On May 1, 1900, an explosion tore through the Winters Quarter mine near Scofield, Utah. At least 200 men died in the Scofield Mine disaster, some from the explosion, others from the suffocating gases that followed. The accident left 107 widows and 268 fatherless children, and it wasn’t long before terrified miners began reporting ghosts.

On January 19, 1901, Montana’s Anaconda Standard published the following:

“A headless ghost has been the cause of a great deal of trouble for the Pleasant Valley Coal company in its Winter Quarter mine in Utah. It has frequently been seen by the miners in the various drifts. It walks about the mine at all seasons, and no one knows when he will meet him or glance over his shoulder to see the headless one standing close behind him.

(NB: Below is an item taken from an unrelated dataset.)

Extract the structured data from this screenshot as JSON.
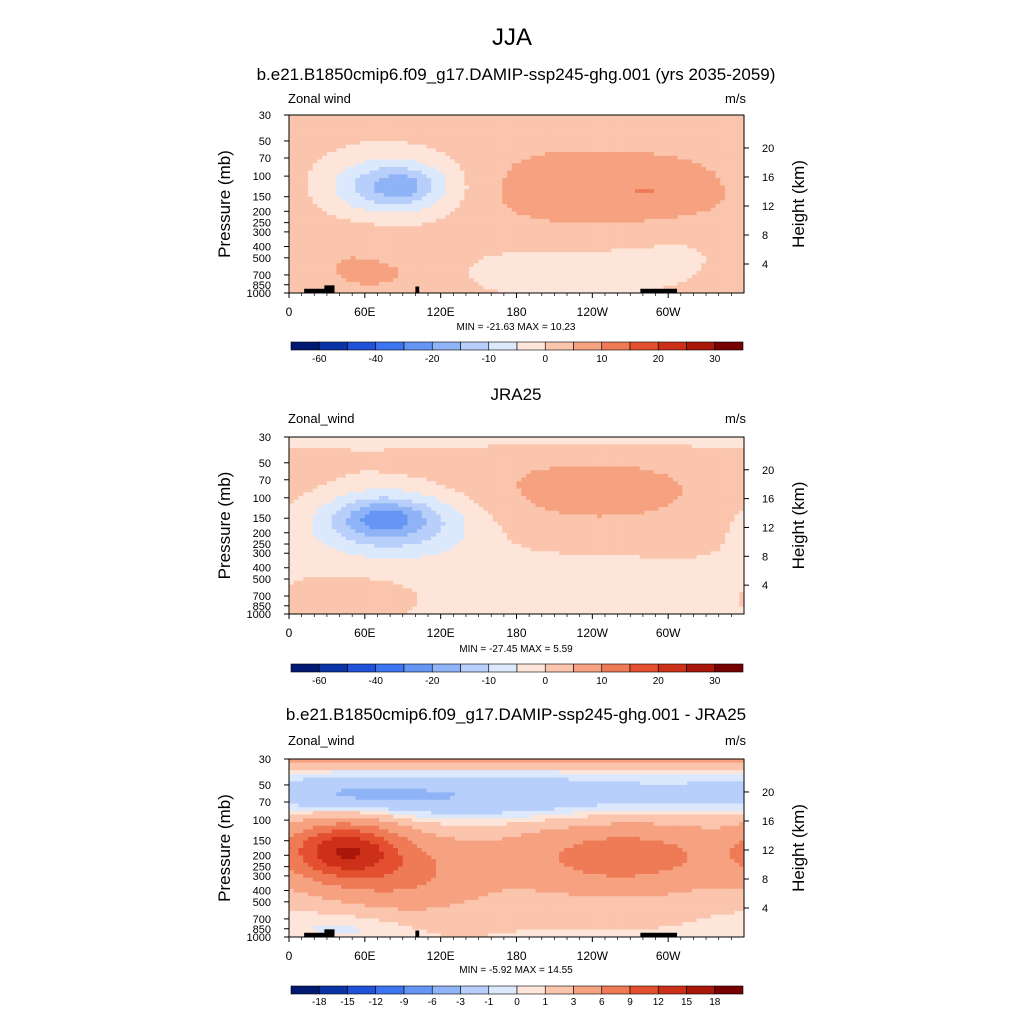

The miners, most of whom are Slavs and Hungarians, are so frightened by its presence and by certain supernatural noises and manifestations that several times they have been on the point of stopping work.”

It seems the paranormal activity wasn’t limited to the mine. On February 3, 1901, The Salt Lake Herald published an article about eerie lights in the nearby Scofield cemetery.

“It is stated that blue lights are to be seen any dark night in the cemetery, and that many of the miners are of the opinion that these lights are the ghosts of the dead miners. And, furthermore, at a certain hour every day, from 12 to 2 o’clock, crackings and hissings are to be heard in the mine and many of the men refuse to work in the mine during that period.”

Believe or not, strange sounds continue to this day. Visitors camping near the mine report hearing crying, moaning, and shouts from unseen people. Some speculate it’s the voices of the victims’ widows, weeping for the dead and all that they lost. Others blame the eerie sounds on the wind or people camping nearby. What do you think? Do the ghosts of the Scofield Mine disaster linger on, exactly 117 years later?